PaanLuel Wël Media Ltd – South Sudan

"We the willing, led by the unknowing, are doing the impossible for the ungrateful. We have done so much, with so little, for so long, we are now qualified to do anything, with nothing" By Konstantin Josef Jireček, a Czech historian, diplomat and slavist.

Dancing in the streets of Juba, hoping liberators don’t turn into oppressors

4 min read

By FREDERICK GOLOOBA-MUTEBI , East African Newspaper (Uganda)

Late last week I heard a self-confessed pan-Africanist mourn the break-up of Old Sudan. It was, the old romantic said, against the spirit of pan-Africanism.

I found his moaning more than a little amusing. It is not the sort of conversation the vast majority of South Sudanese would have had time for at that particular moment as they sang, blew whistles and horns, and danced in the streets of their capital, Juba, and held parties in all the parts of the world where they are to be found.

As for me, as far as I was concerned, the event had not come quickly enough. For one thing, it had created two countries that are likely to be more peaceful and stable as separate entities than they were as the “one nation” old-style pan-Africanists and the like pretended it was.

As the new country exploded into scenes of jubilation and as some of those who were doing the dancing made statements on radio about how good it was finally to be independent, a whiff of déjà vu swept over me.

I do not wish to be a kill-joy and spoil their fun or undermine their sense of achievement. However, the evolution of independent Africa from a collection of European colonies to a continent of self-determining states and the whispering already doing the rounds about how the SPLM has managed the South so far, do not provide rock-solid grounds for being unreservedly optimistic about the new country’s future.
All men and women of goodwill, especially in the Great Lakes neighbourhood, should wish the South Sudanese good luck as they embark on their journey of Independence. However, it is also prudent to be a little guarded.

Let’s face it: Independence for many Africans has, at least in some aspects of their lives, at times tasted as bad as, often worse, than colonial subjugation.

That is because there is a great difference between being oppressed by people who may be foreign or whom you may see as such and who would have acquired power without your consent, and suffering misrule by your own “brothers and sisters” who have come to power with your consent or connivance.

What makes the latter especially painful is that you had been made to believe that, once they took over the government, they would treat you with decency, respect, and consideration, and that they would neither deprive you of your rights nor even steal from you.

It is hardly farfetched to imagine or argue that independent South Sudan could become yet another “normal African country” where Independence leaves a bitter taste in the mouths of those who expected good government, prosperity and the good life, only to end up mired in poverty and general misrule.

South Sudanese must watch out for one particularly serious problem: The sense of entitlement so characteristic of African liberation movements.

In Uganda, we call it the “twatera embundu” or “twalwana” (we fought) syndrome. Having acquired power through the barrel of the gun, former insurgents come to regard power as theirs by right and any challenge as bordering on treason.

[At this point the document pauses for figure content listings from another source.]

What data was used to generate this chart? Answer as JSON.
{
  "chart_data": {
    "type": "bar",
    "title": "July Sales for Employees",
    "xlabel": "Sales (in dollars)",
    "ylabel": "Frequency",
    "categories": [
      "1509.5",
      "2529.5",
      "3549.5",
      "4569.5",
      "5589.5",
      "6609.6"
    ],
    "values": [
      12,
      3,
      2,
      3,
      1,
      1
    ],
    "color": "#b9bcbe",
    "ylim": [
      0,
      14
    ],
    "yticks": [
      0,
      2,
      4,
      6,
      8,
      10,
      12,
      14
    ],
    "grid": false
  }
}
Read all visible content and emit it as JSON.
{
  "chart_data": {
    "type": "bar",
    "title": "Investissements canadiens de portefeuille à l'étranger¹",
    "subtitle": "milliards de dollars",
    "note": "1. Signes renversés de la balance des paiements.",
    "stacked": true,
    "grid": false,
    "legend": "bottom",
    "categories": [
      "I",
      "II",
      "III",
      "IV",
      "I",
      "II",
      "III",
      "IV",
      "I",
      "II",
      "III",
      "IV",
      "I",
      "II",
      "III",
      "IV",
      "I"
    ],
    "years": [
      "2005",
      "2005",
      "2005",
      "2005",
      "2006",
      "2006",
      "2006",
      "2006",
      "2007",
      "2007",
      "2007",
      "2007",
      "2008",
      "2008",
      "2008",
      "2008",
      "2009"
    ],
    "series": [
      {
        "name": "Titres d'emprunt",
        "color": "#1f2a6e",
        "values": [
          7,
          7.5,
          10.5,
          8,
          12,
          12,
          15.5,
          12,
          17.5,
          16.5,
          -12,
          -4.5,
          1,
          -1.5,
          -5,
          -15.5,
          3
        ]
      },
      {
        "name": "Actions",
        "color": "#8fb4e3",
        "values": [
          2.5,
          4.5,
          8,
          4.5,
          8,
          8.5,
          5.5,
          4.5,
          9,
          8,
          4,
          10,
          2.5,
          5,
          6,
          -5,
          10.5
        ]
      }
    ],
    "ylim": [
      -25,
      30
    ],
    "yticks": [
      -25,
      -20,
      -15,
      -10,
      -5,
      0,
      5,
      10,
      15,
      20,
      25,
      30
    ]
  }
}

Now it would be nice if they balanced the desire to cling on to power for ages with a sense of responsibility that would make them aspire to wield power wisely and justly, in the interest of the greatest majority of their compatriots. They rarely evolve in that direction.

The tendency is to degenerate into old-style, exclusionary autocracies oiled by corruption and patronage. And therein lies the greatest threat to a country emerging out of conflict: A possible return to instability.

Uganda’s NRM is hardly the worst example of a one-time liberation movement that seems to have kicked its once cherished ideals into the long grass. But it serves as a salutary reminder of how easily they acquire the worst attributes of one-party or dominant-party, big-man dictatorships.

Experts may already be talking up the urgency with which South Sudan ought to become a democracy. However, becoming an electoral democracy defined by regular and competitive, possibly rigged elections, is not the most important or urgent step.

Whatever one may want to criticise them for, Museveni’s National Resistance Movement and the Kagame-led Rwanda Patriotic Front offer one important lesson in how to create and maintain much-needed stability over the short and medium term in post-war environments: Consensus among significant elites about how to proceed is key.

The challenge, though, is how to preserve it and avoid defection and sliding back into chaos. Good luck, South Sudan.